The river held steady at record levels, offering little relief to areas enduring historic flooding. Hundreds of homes have been flooded so far in and around Fort Smith, Arkansas' second-largest city, while nearly 1,100 homes have flooded across the Oklahoma border in Muskogee County, according to local emergency management officials.
"This has been massive for me. Totally devastating," said Kenny Ward, a 53-year-old former Marine who sheltered with dozens of other flooded-out residents at the Evangel Temple Assembly of God Church in Fort Smith.
Ward said he had been living in a tent along an Arkansas River tributary before floodwaters forced him out a week ago. His tent, housing his clothing, medication, sleeping bag and birth certificate, was surrounded by waist-high water when he returned to the site three days ago.
Ward said he spent the next five days helping to fill sandbags for his neighbors who were trying to protect their homes. Thomas Lindley said floodwaters reached the roof of his home three days ago in nearby Moffett, Oklahoma. Lindley said he doesn't have flood insurance and didn't know how he would recover.
"I'm just trying to get some relief aid or another job," he said. "That's all we can do." In nearby Van Buren, Arkansas, officials warned that a levee protecting a mostly rural area on the western edge of the state was "showing signs of significant leakage and deterioration."
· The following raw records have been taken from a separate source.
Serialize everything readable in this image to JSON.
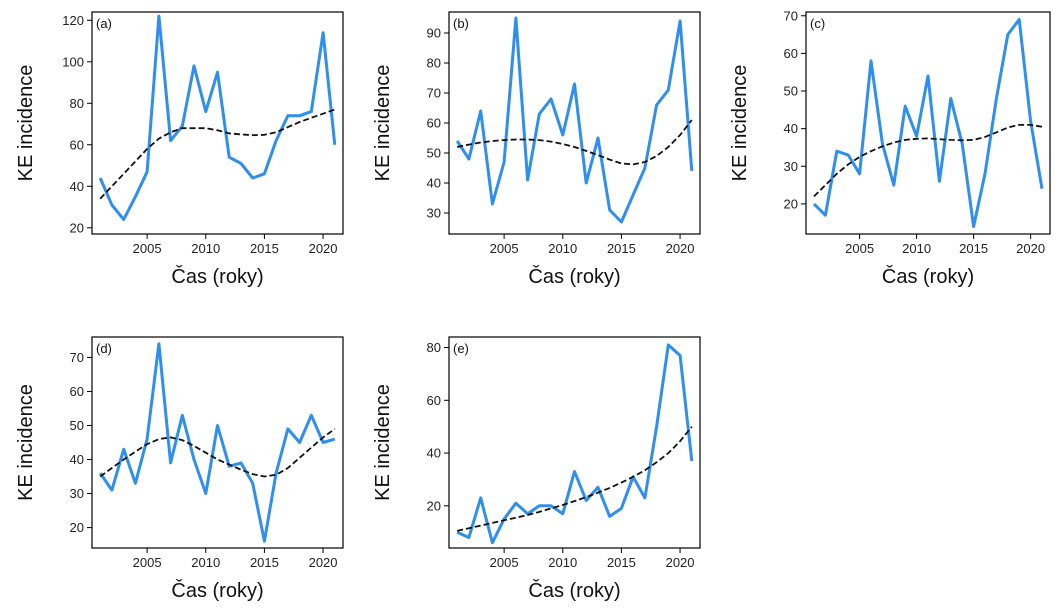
{
  "colors": {
    "observed": "#2f8ff0",
    "trend": "#111111",
    "axis": "#000000"
  },
  "chart_data": [
    {
      "type": "line",
      "panel_label": "(a)",
      "xlabel": "Čas (roky)",
      "ylabel": "KE incidence",
      "xlim": [
        2000.3,
        2021.7
      ],
      "ylim": [
        17,
        124
      ],
      "xticks": [
        2005,
        2010,
        2015,
        2020
      ],
      "yticks": [
        20,
        40,
        60,
        80,
        100,
        120
      ],
      "x": [
        2001,
        2002,
        2003,
        2004,
        2005,
        2006,
        2007,
        2008,
        2009,
        2010,
        2011,
        2012,
        2013,
        2014,
        2015,
        2016,
        2017,
        2018,
        2019,
        2020,
        2021
      ],
      "series": [
        {
          "style": "solid",
          "values": [
            44,
            31,
            24,
            35,
            47,
            122,
            62,
            69,
            98,
            76,
            95,
            54,
            51,
            44,
            46,
            62,
            74,
            74,
            76,
            114,
            60
          ]
        },
        {
          "style": "dashed",
          "values": [
            34,
            40,
            46,
            52,
            58,
            63,
            66,
            68,
            68,
            68,
            67,
            65.5,
            65,
            64.6,
            64.8,
            66,
            68.5,
            71,
            73,
            75,
            77
          ]
        }
      ]
    },
    {
      "type": "line",
      "panel_label": "(b)",
      "xlabel": "Čas (roky)",
      "ylabel": "KE incidence",
      "xlim": [
        2000.3,
        2021.7
      ],
      "ylim": [
        23,
        97
      ],
      "xticks": [
        2005,
        2010,
        2015,
        2020
      ],
      "yticks": [
        30,
        40,
        50,
        60,
        70,
        80,
        90
      ],
      "x": [
        2001,
        2002,
        2003,
        2004,
        2005,
        2006,
        2007,
        2008,
        2009,
        2010,
        2011,
        2012,
        2013,
        2014,
        2015,
        2016,
        2017,
        2018,
        2019,
        2020,
        2021
      ],
      "series": [
        {
          "style": "solid",
          "values": [
            54,
            48,
            64,
            33,
            47,
            95,
            41,
            63,
            68,
            56,
            73,
            40,
            55,
            31,
            27,
            36,
            45,
            66,
            71,
            94,
            44
          ]
        },
        {
          "style": "dashed",
          "values": [
            52,
            52.8,
            53.5,
            54,
            54.3,
            54.5,
            54.5,
            54.3,
            53.8,
            53,
            52,
            50.7,
            49.3,
            47.8,
            46.5,
            46.2,
            47,
            49,
            52,
            56,
            61
          ]
        }
      ]
    },
    {
      "type": "line",
      "panel_label": "(c)",
      "xlabel": "Čas (roky)",
      "ylabel": "KE incidence",
      "xlim": [
        2000.3,
        2021.7
      ],
      "ylim": [
        12,
        71
      ],
      "xticks": [
        2005,
        2010,
        2015,
        2020
      ],
      "yticks": [
        20,
        30,
        40,
        50,
        60,
        70
      ],
      "x": [
        2001,
        2002,
        2003,
        2004,
        2005,
        2006,
        2007,
        2008,
        2009,
        2010,
        2011,
        2012,
        2013,
        2014,
        2015,
        2016,
        2017,
        2018,
        2019,
        2020,
        2021
      ],
      "series": [
        {
          "style": "solid",
          "values": [
            20,
            17,
            34,
            33,
            28,
            58,
            36,
            25,
            46,
            38,
            54,
            26,
            48,
            36,
            14,
            28,
            48,
            65,
            69,
            42,
            24
          ]
        },
        {
          "style": "dashed",
          "values": [
            22,
            25,
            28,
            30.5,
            32.5,
            34,
            35.3,
            36.3,
            37,
            37.3,
            37.4,
            37.2,
            37,
            36.9,
            37,
            37.8,
            39,
            40.3,
            41,
            41,
            40.5
          ]
        }
      ]
    },
    {
      "type": "line",
      "panel_label": "(d)",
      "xlabel": "Čas (roky)",
      "ylabel": "KE incidence",
      "xlim": [
        2000.3,
        2021.7
      ],
      "ylim": [
        14,
        76
      ],
      "xticks": [
        2005,
        2010,
        2015,
        2020
      ],
      "yticks": [
        20,
        30,
        40,
        50,
        60,
        70
      ],
      "x": [
        2001,
        2002,
        2003,
        2004,
        2005,
        2006,
        2007,
        2008,
        2009,
        2010,
        2011,
        2012,
        2013,
        2014,
        2015,
        2016,
        2017,
        2018,
        2019,
        2020,
        2021
      ],
      "series": [
        {
          "style": "solid",
          "values": [
            36,
            31,
            43,
            33,
            46,
            74,
            39,
            53,
            40,
            30,
            50,
            38,
            39,
            33,
            16,
            36,
            49,
            45,
            53,
            45,
            46
          ]
        },
        {
          "style": "dashed",
          "values": [
            35,
            37.5,
            40,
            42.3,
            44.5,
            46,
            46.5,
            45.7,
            44,
            42,
            40,
            38.5,
            37,
            35.7,
            35,
            35.5,
            37.5,
            40.5,
            43.5,
            46.5,
            49
          ]
        }
      ]
    },
    {
      "type": "line",
      "panel_label": "(e)",
      "xlabel": "Čas (roky)",
      "ylabel": "KE incidence",
      "xlim": [
        2000.3,
        2021.7
      ],
      "ylim": [
        4,
        84
      ],
      "xticks": [
        2005,
        2010,
        2015,
        2020
      ],
      "yticks": [
        20,
        40,
        60,
        80
      ],
      "x": [
        2001,
        2002,
        2003,
        2004,
        2005,
        2006,
        2007,
        2008,
        2009,
        2010,
        2011,
        2012,
        2013,
        2014,
        2015,
        2016,
        2017,
        2018,
        2019,
        2020,
        2021
      ],
      "series": [
        {
          "style": "solid",
          "values": [
            10,
            8,
            23,
            6,
            15,
            21,
            17,
            20,
            20,
            17,
            33,
            22,
            27,
            16,
            19,
            31,
            23,
            50,
            81,
            77,
            37
          ]
        },
        {
          "style": "dashed",
          "values": [
            10.5,
            11.5,
            12.5,
            13.5,
            14.5,
            15.5,
            16.5,
            17.7,
            19,
            20.3,
            21.8,
            23.3,
            25,
            26.8,
            28.8,
            31,
            33.5,
            36.5,
            40,
            44.5,
            50
          ]
        }
      ]
    }
  ]
}
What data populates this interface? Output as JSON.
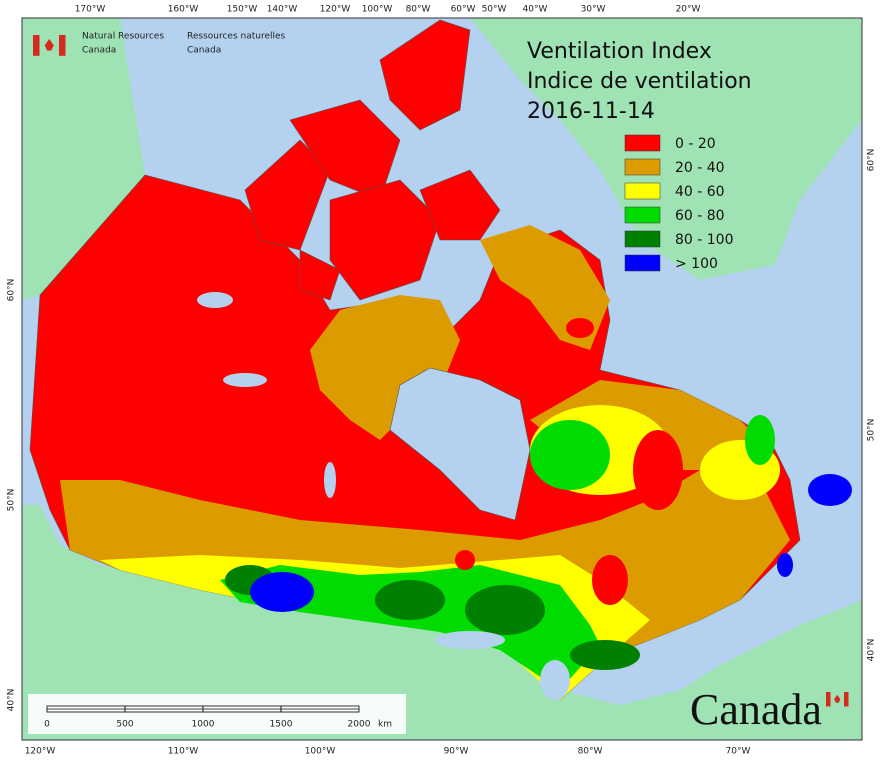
{
  "header": {
    "org_en": [
      "Natural Resources",
      "Canada"
    ],
    "org_fr": [
      "Ressources naturelles",
      "Canada"
    ]
  },
  "title": [
    "Ventilation Index",
    "Indice de ventilation"
  ],
  "date": "2016-11-14",
  "legend": [
    {
      "label": "0 - 20",
      "color": "#ff0000"
    },
    {
      "label": "20 - 40",
      "color": "#dc9c00"
    },
    {
      "label": "40 - 60",
      "color": "#ffff00"
    },
    {
      "label": "60 - 80",
      "color": "#00dc00"
    },
    {
      "label": "80 - 100",
      "color": "#008000"
    },
    {
      "label": "> 100",
      "color": "#0000ff"
    }
  ],
  "top_labels": [
    "170°W",
    "160°W",
    "150°W",
    "140°W",
    "120°W",
    "100°W",
    "80°W",
    "60°W",
    "50°W",
    "40°W",
    "30°W",
    "20°W"
  ],
  "bottom_labels": [
    "120°W",
    "110°W",
    "100°W",
    "90°W",
    "80°W",
    "70°W"
  ],
  "left_labels": [
    "60°N",
    "50°N",
    "40°N"
  ],
  "right_labels": [
    "60°N",
    "50°N",
    "40°N"
  ],
  "scale_bar": {
    "ticks": [
      "0",
      "500",
      "1000",
      "1500",
      "2000"
    ],
    "unit": "km"
  },
  "wordmark": "Canada"
}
Crawford County Sheriff Ron Brown said an 80-foot-wide section of the levee slid down Tuesday morning, but workers were able to reinforce it to prevent the levee from being breached. Brown said the levee was still at risk of failing. If that happens, about 250 people and 150 structures would be at risk.
All other levees in Arkansas appeared to be in good shape as the river level remained at a historic crest Thursday, according to Col. Bob Dixon of the U.S. Army Corps of Engineers. But he said local officials should have a plan in place in case a levee fails, because the flooding was expected to persist for days — if not weeks.
"My concern is, they are designed for a temporary load and they are holding a lot more water than they have been tested on before," Dixon said. Meanwhile, portions of the raging river showed signs of receding upstream in northeastern Oklahoma as the Corps scaled back releases from a hydroelectric dam near Tulsa, about 104 miles (167 kilometers) northeast of Fort Smith.
Powerful storms that dropped more than 20 inches (51 centimeters) of rain on parts of the region over the past month have overwhelmed the Keystone Lake reservoir, which drains a watershed of about 22,000 square miles (57,000 square kilometers) in Oklahoma and Kansas.
Lt. Col. Adam Weece said releases from the dam into the swollen river have fallen from a high of 275,000 cubic feet (7,787 cubic meters) per second on Wednesday to 230,000 cubic feet (6,513 cubic meters) per second.
"We've been stepping down the release overnight. It's a gradual process," Weece said, noting that the Corps plans to reduce flow to 100,000 cubic feet (2831 cubic meters) per second by Tuesday. The river's level in Tulsa crested Wednesday afternoon and had fallen by almost 2 feet (0.61 meters) by Thursday, according to the National Weather Service.
Arkansas Gov. Asa Hutchinson said Thursday that more than 500 homes and thousands of acres of farmland have been affected by the flooding. "When you see it from the air, the breadth of the flooding, you realize the historic area we're in in terms of the Arkansas River," the governor said at a news conference after viewing the flooding by helicopter with members of the state's congressional delegation.
"We've never seen this before. We've never had to deal with this before, so there are a lot of unknowns," the governor said. At least one death in Arkansas has been blamed on the flooding. In Illinois, Gov. J.B. Pritzker activated the National Guard to respond to recent severe flooding there.